Action taken by the Commission “is now exhausted and has not produced satisfactory results for all recipients” they said, adding that returns to lockdown “in many member states will likely only worsen this problem”.

The MEPs called on Gabriel to “explore ways to re-designate unused funding from your directorate-general or other [departments], or seek alternative forms of funding” for the affected researchers. They added that at a meeting on 27 October, they “were encouraged by the commitment of [her] staff to provide solutions on the budgetary and regulatory problems within the next 14 days”.
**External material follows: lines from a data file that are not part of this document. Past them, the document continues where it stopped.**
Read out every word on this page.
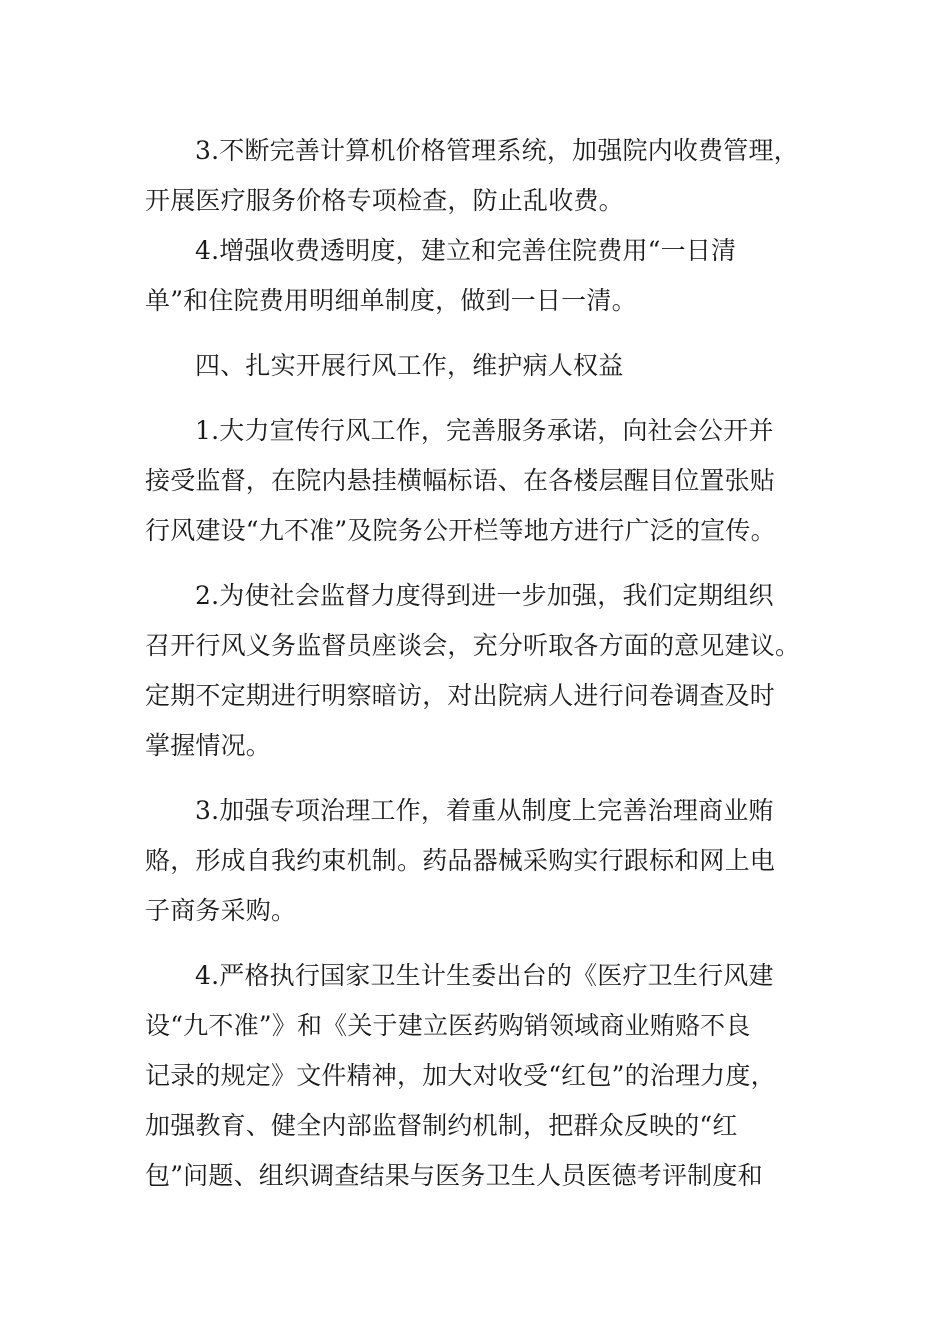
3.不断完善计算机价格管理系统，加强院内收费管理，
开展医疗服务价格专项检查，防止乱收费。
4.增强收费透明度，建立和完善住院费用“一日清
单”和住院费用明细单制度，做到一日一清。
四、扎实开展行风工作，维护病人权益
1.大力宣传行风工作，完善服务承诺，向社会公开并
接受监督，在院内悬挂横幅标语、在各楼层醒目位置张贴
行风建设“九不准”及院务公开栏等地方进行广泛的宣传。
2.为使社会监督力度得到进一步加强，我们定期组织
召开行风义务监督员座谈会，充分听取各方面的意见建议。
定期不定期进行明察暗访，对出院病人进行问卷调查及时
掌握情况。
3.加强专项治理工作，着重从制度上完善治理商业贿
赂，形成自我约束机制。药品器械采购实行跟标和网上电
子商务采购。
4.严格执行国家卫生计生委出台的《医疗卫生行风建
设“九不准”》和《关于建立医药购销领域商业贿赂不良
记录的规定》文件精神，加大对收受“红包”的治理力度，
加强教育、健全内部监督制约机制，把群众反映的“红
包”问题、组织调查结果与医务卫生人员医德考评制度和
The Commission declined to comment on the staff commitments referred to, instead reiterating its previously expressed stance that measures already adopted, including pushing back deadlines and allowing researchers to work part time, “have been appropriate and effective in addressing the difficulties encountered by fellows, as well as [being] largely accepted by the MSCA community”.

It said the issue “relates to very few cases, where fellows do not accept anything other than paid extensions”. The Commission added that paid extensions are legally prohibited, pushing back against a suggestion from Simon and Doleschal that it should “enact exceptional circumstances clauses” for the researchers.

The letter came amid an ongoing inquiry by the European Ombudsman’s office, which opened a file on two cases regarding funding for MSCA fellows on 2 October. The fellows involved, Nathalie Conrad and Antonia Weberling, told Research Professional News they welcomed the MEPs’ support.

“This statement by MEPs is important because it exposes the European Commission’s failure to address the situation of researchers whose work was affected by the Covid-19 outbreak adequately,” said Conrad.

In a 30 October open letter to the Commission president Ursula von der Leyen, Conrad and Weberling wrote that they are working as hard as they can to catch up on lost time on their projects researching cardiovascular disease—“the number-one cause of death globally”—but face further delays.

The ombudsman asked the Commission to respond by 15 November to questions such as whether it replied directly to researchers’ requests for emergency funding, and how it reminded researchers that institutional funding could be reallocated to support them.